How we deal with organic waste has a great effect on the world we live in but it is something we as individuals may take control of. This session looks at some of the problems we create by dealing with waste badly and how gardeners may do better and, in doing so, produce the very life-blood a good vegetable patch runs on.

  • Managing Home Food Production in a Sustainable Manner

Research shows that growing vegetables is good for your health, both physical and mental. Using your brain more than your body ensures that the hard work too often associated with gardening is kept to a minimum. This talk looks at the features of the perfect vegetable garden and how to manage them to make things easy while producing a succession of healthy crops to eat.

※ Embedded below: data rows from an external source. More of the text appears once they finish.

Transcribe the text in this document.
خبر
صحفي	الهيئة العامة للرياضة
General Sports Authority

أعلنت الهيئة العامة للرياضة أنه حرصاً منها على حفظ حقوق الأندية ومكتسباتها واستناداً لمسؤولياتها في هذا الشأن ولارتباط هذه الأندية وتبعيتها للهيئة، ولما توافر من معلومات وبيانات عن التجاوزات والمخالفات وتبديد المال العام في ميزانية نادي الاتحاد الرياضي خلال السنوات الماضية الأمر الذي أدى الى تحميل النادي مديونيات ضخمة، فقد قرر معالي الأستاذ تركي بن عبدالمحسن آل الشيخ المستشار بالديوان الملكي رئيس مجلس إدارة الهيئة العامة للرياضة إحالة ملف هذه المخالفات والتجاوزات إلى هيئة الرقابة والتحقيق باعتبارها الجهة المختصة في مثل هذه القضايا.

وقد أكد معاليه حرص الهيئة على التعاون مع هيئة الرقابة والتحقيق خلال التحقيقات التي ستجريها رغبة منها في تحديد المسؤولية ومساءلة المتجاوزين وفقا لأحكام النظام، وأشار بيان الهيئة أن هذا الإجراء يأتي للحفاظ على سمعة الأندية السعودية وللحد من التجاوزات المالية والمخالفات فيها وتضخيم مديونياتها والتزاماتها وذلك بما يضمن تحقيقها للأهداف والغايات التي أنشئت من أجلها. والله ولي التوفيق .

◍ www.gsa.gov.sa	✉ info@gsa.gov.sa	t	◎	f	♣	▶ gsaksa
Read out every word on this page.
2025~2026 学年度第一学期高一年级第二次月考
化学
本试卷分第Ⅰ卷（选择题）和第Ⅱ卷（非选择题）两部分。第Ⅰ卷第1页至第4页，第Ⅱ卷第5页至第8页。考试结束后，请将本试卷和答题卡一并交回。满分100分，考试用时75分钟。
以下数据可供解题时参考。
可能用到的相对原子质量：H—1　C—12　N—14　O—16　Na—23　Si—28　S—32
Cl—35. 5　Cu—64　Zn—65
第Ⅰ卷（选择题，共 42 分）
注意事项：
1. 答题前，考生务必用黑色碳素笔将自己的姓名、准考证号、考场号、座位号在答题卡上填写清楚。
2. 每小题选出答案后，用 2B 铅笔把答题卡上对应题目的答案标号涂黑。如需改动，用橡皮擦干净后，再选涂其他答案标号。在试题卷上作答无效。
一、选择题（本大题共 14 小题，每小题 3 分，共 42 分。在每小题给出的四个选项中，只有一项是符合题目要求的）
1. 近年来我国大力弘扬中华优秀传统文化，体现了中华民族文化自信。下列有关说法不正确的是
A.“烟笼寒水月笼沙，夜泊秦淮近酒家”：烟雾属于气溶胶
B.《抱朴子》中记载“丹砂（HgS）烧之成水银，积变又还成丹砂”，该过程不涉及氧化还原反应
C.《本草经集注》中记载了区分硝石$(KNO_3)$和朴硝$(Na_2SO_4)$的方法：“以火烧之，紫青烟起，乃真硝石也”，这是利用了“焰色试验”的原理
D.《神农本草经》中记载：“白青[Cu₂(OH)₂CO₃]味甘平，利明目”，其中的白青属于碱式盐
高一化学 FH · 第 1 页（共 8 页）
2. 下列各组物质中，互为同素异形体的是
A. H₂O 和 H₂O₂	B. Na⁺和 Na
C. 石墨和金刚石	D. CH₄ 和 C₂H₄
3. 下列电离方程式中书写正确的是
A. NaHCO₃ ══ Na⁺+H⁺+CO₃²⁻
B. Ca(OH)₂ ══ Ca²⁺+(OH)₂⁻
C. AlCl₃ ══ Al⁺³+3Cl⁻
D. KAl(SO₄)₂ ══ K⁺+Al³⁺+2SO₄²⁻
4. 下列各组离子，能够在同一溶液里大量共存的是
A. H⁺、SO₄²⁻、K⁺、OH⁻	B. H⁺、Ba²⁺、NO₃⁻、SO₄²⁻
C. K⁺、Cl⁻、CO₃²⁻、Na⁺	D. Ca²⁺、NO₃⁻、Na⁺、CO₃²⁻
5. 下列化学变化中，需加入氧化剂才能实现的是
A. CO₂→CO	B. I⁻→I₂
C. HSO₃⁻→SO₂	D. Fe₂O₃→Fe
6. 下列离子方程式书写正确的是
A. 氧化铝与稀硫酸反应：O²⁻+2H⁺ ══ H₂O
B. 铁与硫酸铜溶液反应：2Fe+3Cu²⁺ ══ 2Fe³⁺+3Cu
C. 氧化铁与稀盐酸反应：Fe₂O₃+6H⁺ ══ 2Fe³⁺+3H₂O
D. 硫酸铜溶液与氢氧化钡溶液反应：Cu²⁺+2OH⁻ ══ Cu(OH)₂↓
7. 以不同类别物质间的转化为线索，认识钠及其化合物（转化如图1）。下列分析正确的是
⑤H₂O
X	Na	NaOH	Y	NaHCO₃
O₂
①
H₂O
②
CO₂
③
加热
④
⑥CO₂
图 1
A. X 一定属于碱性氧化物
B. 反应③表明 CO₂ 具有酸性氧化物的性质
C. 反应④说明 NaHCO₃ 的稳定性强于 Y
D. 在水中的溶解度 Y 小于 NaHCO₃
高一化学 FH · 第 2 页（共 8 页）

Friday 23rd, Sunday 25th, and Saturday 31st October, 10:00 AM to 2:00 PM

Olive Harvest, Harvest Lunch and Oil Tasting
The olive oil we produce at Villa La Pietra is a particularly good version of the Tuscan olive oil that is famous the world over. We start the day by looking at olive trees and discussing their importance within Tuscan culture. We then harvest olives to work up an appetite for the traditional harvest lunch that will be an offer in the olive grove. The day will end with an explanation as to how the harvested olives are pressed to release their liquid gold and the chance to taste a range of very different olive oils from across Italy. Quality is a complex concept that needs to be safeguarded but also appreciated.

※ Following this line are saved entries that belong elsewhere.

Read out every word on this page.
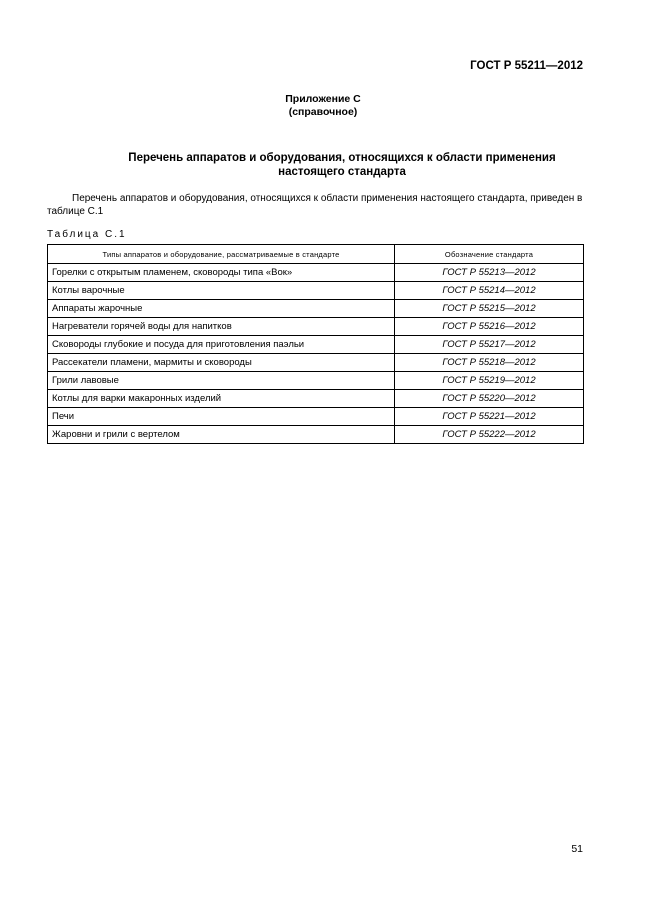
ГОСТ Р 55211—2012
Приложение С
(справочное)
Перечень аппаратов и оборудования, относящихся к области применения
настоящего стандарта
Перечень аппаратов и оборудования, относящихся к области применения настоящего стандарта, приведен в таблице С.1
Таблица С.1
Типы аппаратов и оборудование, рассматриваемые в стандарте	Обозначение стандарта
Горелки с открытым пламенем, сковороды типа «Вок»	ГОСТ Р 55213—2012
Котлы варочные	ГОСТ Р 55214—2012
Аппараты жарочные	ГОСТ Р 55215—2012
Нагреватели горячей воды для напитков	ГОСТ Р 55216—2012
Сковороды глубокие и посуда для приготовления паэльи	ГОСТ Р 55217—2012
Рассекатели пламени, мармиты и сковороды	ГОСТ Р 55218—2012
Грили лавовые	ГОСТ Р 55219—2012
Котлы для варки макаронных изделий	ГОСТ Р 55220—2012
Печи	ГОСТ Р 55221—2012
Жаровни и грили с вертелом	ГОСТ Р 55222—2012
51
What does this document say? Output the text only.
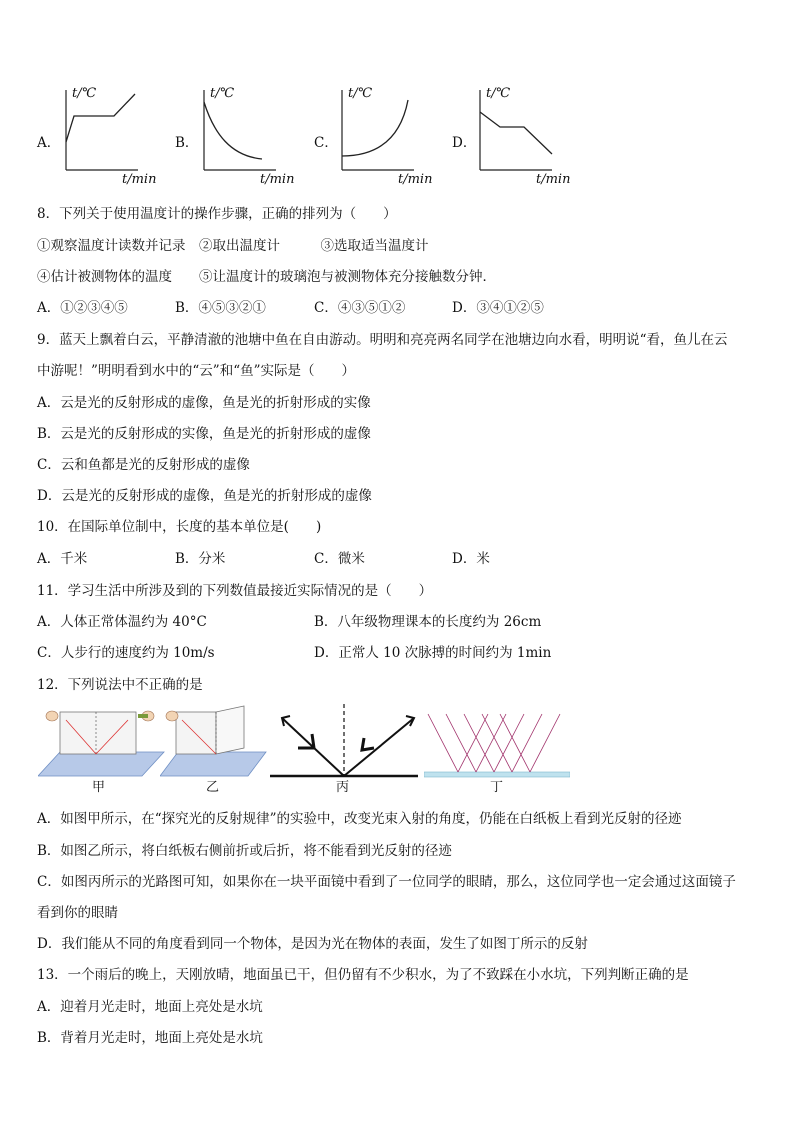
A．
t/℃
t/min
B．
t/℃
t/min
C．
t/℃
t/min
D．
t/℃
t/min
8．下列关于使用温度计的操作步骤，正确的排列为（　　）
①观察温度计读数并记录　②取出温度计　　　③选取适当温度计
④估计被测物体的温度　　⑤让温度计的玻璃泡与被测物体充分接触数分钟．
A．①②③④⑤	B．④⑤③②①	C．④③⑤①②	D．③④①②⑤
9．蓝天上飘着白云，平静清澈的池塘中鱼在自由游动。明明和亮亮两名同学在池塘边向水看，明明说“看，鱼儿在云
中游呢！”明明看到水中的“云”和“鱼”实际是（　　）
A．云是光的反射形成的虚像，鱼是光的折射形成的实像
B．云是光的反射形成的实像，鱼是光的折射形成的虚像
C．云和鱼都是光的反射形成的虚像
D．云是光的反射形成的虚像，鱼是光的折射形成的虚像
10．在国际单位制中，长度的基本单位是(　　)
A．千米	B．分米	C．微米	D．米
11．学习生活中所涉及到的下列数值最接近实际情况的是（　　）
A．人体正常体温约为 40°C	B．八年级物理课本的长度约为 26cm
C．人步行的速度约为 10m/s	D．正常人 10 次脉搏的时间约为 1min
12．下列说法中不正确的是
甲	乙	丙	丁
A．如图甲所示，在“探究光的反射规律”的实验中，改变光束入射的角度，仍能在白纸板上看到光反射的径迹
B．如图乙所示，将白纸板右侧前折或后折，将不能看到光反射的径迹
C．如图丙所示的光路图可知，如果你在一块平面镜中看到了一位同学的眼睛，那么，这位同学也一定会通过这面镜子
看到你的眼睛
D．我们能从不同的角度看到同一个物体，是因为光在物体的表面，发生了如图丁所示的反射
13．一个雨后的晚上，天刚放晴，地面虽已干，但仍留有不少积水，为了不致踩在小水坑，下列判断正确的是
A．迎着月光走时，地面上亮处是水坑
B．背着月光走时，地面上亮处是水坑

Tuesday 3rd, 06.30 PM – 07.30 PM

Slow Gardening
Research in Italy shows that patients who can see trees from their hospital beds return home before those who can’t. Gardeners can produce healthy, fresh food, with very limited tools or chemicals and, in doing so, help limit climate change. Scientists have shown that a walk in the park does wonders for our mental health. There is a lot of good in gardening but things are not as green and positive as gardeners may like to think. Gardeners use lots of plastic that becomes difficult to recycle and chemicals, organic or not, that harm the world we live in. Then there is the consumption of water and fossil fuels needed to keep large areas of pristine lawn looking how we have grown to expect them to be. This workshop looks at some of the issues, allows us to appreciate the complexities, look at possible solutions and asks the question, is it time for some ‘Slow Gardening’? The session will be led by Olivier de Maret and Nick Dakin-Elliot who will give their introductory thoughts and then answer questions from students.

Sunday 21st, time tba

Taste the difference of Fresh Food, Cooking and Eating VLP’s Home Grown Produce
It is often said that the key to good cooking is to use good ingredients. Harvesting home grown vegetables for a meal is a sure way to ensure your meal will be asty but it will also ensure it is as healthy as it can be. From the time of harvesting crops begin to lose their nutritional value and much of what is an offer at the supermarket may have been harvested weeks earlier, often before it was fully mature or ripe. This session allows you to harvest and prepare vegetables, cook them and delight in tasting the difference.